A democracia oligárquica
Anunciados
os resultados das eleições italianas, o economista Joseph Stiglitz
escreveu um artigo contundente no site Project Syndicate. O resultado
das eleições italianas, diz Stiglitz, deveria mandar uma mensagem clara
para as lideranças europeias: as políticas de austeridade recomendadas e
praticadas por eles são rejeitadas pelos eleitores.
O economista considera um despropósito antidemocrático entregar os governos a tecnocratas enredados em ligações com o establishment,
inclinados a adotar políticas ineficazes para atingir os objetivos
proclamados, mas suficientemente cruéis para disseminar a miséria entre
os cidadãos da Eurolândia.
“A realidade mostra que a maioria dos países da União Europeia está
mergulhada na depressão. A queda do PIB italiano desde o início da crise
é tão grande quanto a observada nos anos 1930 do século XX. Na Grécia, o
desemprego entre os jovens bateu nos 60%, e na Espanha chegou a mais de
50%. Com essa destruição de capital humano, o futuro da Europa não
parece brilhante.”
A grande imprensa nacional e estrangeira rodopiou em torno de
seus preconceitos para estigmatizar o humorista Beppe Grillo. Tal como a
grã-fina de Nelson Rodrigues, os midiáticos de anedota e champanhota
lançaram de suas narinas de cadáver as mesmas ventanias desferidas
contra o presidente venezuelano Hugo Chávez antes, durante e depois do
anúncio de sua morte. “Populismo!”, gritam indignados, enquanto escondem
sob as cuecas as vergonhas de suas ideias grotescas e as patifarias de
suas políticas malfazejas.
A “impotência política” dos governos esconde os segredos da dominação
oligárquica: a ocupação do Estado e de seus órgãos de regulação pelas
tropas das finanças e dos interesses corporativos graúdos, sob as
bênçãos da cogula midiática.
Nos 1990, sob a forte e notória influência dos lobistas das grandes
instituições financeiras, os Parlamentos aceleraram as reformas da
legislação para abrir caminho às práticas agressivamente “inovadoras”
dos mercados.
A finança e sua lógica notabilizaram-se por sua capacidade de impor vetos às políticas macroeconômicas.
A despeito do desemprego e da desigualdade escandalosa, as ações
compensatórias dos governos sofrem fortes resistências das casamatas
conservadoras. Ao tornar mais livre o espaço de circulação da riqueza e
da renda dos grupos privilegiados, a globalização desarticulou a velha
base tributária das políticas keynesianas, nas quais prevaleciam os
impostos diretos sobre a renda e a riqueza.

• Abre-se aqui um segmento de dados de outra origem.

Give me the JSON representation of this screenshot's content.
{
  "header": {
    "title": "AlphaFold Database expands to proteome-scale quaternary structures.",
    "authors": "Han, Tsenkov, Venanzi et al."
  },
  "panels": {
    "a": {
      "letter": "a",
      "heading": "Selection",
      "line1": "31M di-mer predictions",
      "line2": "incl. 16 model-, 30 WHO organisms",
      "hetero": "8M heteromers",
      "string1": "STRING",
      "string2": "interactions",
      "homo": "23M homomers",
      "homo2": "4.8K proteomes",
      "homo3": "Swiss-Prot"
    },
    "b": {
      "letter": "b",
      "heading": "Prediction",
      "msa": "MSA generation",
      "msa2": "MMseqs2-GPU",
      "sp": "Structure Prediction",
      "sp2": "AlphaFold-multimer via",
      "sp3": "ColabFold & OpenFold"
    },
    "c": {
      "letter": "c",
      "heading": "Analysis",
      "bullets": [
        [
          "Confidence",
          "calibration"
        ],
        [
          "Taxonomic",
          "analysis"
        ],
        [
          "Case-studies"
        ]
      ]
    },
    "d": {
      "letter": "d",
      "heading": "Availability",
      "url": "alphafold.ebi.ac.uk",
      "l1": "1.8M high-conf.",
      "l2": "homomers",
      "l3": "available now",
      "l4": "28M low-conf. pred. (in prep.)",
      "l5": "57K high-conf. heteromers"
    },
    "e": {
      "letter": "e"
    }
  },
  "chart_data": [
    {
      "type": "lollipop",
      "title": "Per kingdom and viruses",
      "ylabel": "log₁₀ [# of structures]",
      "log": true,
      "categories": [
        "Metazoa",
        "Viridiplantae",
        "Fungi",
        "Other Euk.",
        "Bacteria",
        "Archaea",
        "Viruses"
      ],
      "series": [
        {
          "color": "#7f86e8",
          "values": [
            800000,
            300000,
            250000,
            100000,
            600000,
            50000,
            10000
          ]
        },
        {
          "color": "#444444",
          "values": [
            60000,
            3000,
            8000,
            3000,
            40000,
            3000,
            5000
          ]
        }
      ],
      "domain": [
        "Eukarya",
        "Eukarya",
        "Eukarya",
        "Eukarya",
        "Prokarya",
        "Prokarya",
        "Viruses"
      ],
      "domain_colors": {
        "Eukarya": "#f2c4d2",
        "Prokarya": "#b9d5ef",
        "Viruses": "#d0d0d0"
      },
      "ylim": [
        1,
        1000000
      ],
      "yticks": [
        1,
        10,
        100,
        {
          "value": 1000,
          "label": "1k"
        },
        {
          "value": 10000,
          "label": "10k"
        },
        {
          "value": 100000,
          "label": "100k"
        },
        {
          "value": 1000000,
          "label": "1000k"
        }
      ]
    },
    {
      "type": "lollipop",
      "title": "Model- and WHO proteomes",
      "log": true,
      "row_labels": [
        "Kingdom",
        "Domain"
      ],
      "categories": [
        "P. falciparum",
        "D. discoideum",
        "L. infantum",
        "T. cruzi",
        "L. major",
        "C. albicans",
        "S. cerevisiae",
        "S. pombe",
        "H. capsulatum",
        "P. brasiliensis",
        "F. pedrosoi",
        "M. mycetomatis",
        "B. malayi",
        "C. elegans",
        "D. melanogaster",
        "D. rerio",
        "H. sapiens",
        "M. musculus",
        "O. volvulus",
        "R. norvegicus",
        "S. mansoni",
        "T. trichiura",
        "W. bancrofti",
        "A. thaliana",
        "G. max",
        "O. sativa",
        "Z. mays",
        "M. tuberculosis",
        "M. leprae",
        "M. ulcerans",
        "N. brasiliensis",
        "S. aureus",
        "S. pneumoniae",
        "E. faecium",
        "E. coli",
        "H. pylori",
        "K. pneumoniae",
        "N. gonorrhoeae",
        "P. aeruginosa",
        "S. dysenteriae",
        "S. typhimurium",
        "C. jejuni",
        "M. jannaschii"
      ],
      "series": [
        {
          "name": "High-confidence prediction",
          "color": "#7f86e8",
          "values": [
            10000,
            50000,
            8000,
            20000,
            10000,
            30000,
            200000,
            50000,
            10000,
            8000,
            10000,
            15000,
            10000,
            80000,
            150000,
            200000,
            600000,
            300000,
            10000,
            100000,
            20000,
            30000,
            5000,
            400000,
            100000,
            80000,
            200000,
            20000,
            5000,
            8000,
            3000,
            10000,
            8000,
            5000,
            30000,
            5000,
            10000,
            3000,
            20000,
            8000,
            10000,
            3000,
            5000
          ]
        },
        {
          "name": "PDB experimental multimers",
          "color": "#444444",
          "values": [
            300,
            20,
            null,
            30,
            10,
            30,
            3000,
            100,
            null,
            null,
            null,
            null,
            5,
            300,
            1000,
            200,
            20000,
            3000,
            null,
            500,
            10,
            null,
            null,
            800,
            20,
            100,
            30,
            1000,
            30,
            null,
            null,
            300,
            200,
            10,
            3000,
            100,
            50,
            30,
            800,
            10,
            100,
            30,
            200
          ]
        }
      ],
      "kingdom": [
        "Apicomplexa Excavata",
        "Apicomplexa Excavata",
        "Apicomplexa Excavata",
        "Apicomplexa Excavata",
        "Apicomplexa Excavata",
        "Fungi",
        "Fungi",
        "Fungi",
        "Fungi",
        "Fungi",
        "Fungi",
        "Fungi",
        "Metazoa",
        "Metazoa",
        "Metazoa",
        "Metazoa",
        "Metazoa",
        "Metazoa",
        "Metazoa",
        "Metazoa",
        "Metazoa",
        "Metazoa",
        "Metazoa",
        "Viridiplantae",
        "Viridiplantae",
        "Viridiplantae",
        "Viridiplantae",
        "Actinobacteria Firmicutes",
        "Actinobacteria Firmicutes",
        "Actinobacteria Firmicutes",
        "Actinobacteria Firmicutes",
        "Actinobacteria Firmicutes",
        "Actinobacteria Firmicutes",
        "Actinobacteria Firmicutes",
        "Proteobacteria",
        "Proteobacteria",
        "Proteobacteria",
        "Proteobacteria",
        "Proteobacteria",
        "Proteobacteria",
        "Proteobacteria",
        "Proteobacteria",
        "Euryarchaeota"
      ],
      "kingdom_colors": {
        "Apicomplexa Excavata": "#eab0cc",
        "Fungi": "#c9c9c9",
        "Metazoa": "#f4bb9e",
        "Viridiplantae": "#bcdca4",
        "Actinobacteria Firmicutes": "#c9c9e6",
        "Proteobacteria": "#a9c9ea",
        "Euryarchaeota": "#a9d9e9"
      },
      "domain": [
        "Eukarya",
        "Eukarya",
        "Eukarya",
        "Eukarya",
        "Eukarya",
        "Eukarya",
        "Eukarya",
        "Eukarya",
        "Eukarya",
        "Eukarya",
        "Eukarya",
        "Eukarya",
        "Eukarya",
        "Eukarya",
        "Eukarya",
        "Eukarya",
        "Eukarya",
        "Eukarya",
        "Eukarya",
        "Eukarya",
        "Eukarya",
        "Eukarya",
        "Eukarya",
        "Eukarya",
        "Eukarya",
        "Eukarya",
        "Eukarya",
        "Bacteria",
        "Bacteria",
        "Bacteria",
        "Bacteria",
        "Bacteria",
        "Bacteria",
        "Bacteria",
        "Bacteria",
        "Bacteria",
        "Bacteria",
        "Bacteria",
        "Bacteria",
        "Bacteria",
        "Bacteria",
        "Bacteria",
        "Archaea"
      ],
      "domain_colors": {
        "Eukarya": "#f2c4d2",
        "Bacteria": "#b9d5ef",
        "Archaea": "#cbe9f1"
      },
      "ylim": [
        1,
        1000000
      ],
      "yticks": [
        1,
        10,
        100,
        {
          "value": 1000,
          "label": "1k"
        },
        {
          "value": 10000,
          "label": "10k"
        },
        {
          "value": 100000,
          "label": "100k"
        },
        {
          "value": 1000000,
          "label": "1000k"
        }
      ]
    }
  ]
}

Os programas de redistribuição de renda, reparação de desequilíbrios
regionais e assistência a grupos marginalizados têm encontrado forte
resistência dentro das sociedades. Mais um ardil da razão: o novo
individualismo construiu a sua base social na grande classe média
emergente na longa prosperidade e as políticas igualitárias
predominantes na “Idade de Ouro” do Estado do Bem-Estar.
Agora em escombros, as classes médias, nos Estados Unidos e na
Europa, ziguezagueiam entre os fetiches do individualismo e as
realidades de declínio social e econômico. O reconhecimento da crise
como um fenômeno social é inevitável. E esse reconhecimento torna-se
mais disseminado quando o desemprego e a desigualdade prosperam em meio à
teimosa celebração do sucesso de alguns indivíduos.
Trata-se, isso sim, de esmagar os princípios do regime democrático
representativo, movendo as engrenagens do moinho satânico. No atual
funcionamento das democracias parlamentares do Ocidente, como disse
Luciano Cânfora, o sistema trata de limitar a eficácia dos organismos
eletivos que acabam por assumir funções periféricas ou de mera
ratificação diante dos poderes oligárquicos, sobretudo no campo da
economia e das finanças, enquanto a mídia de massa cuida de obstruir a
capacidade de compreensão da opinião pública.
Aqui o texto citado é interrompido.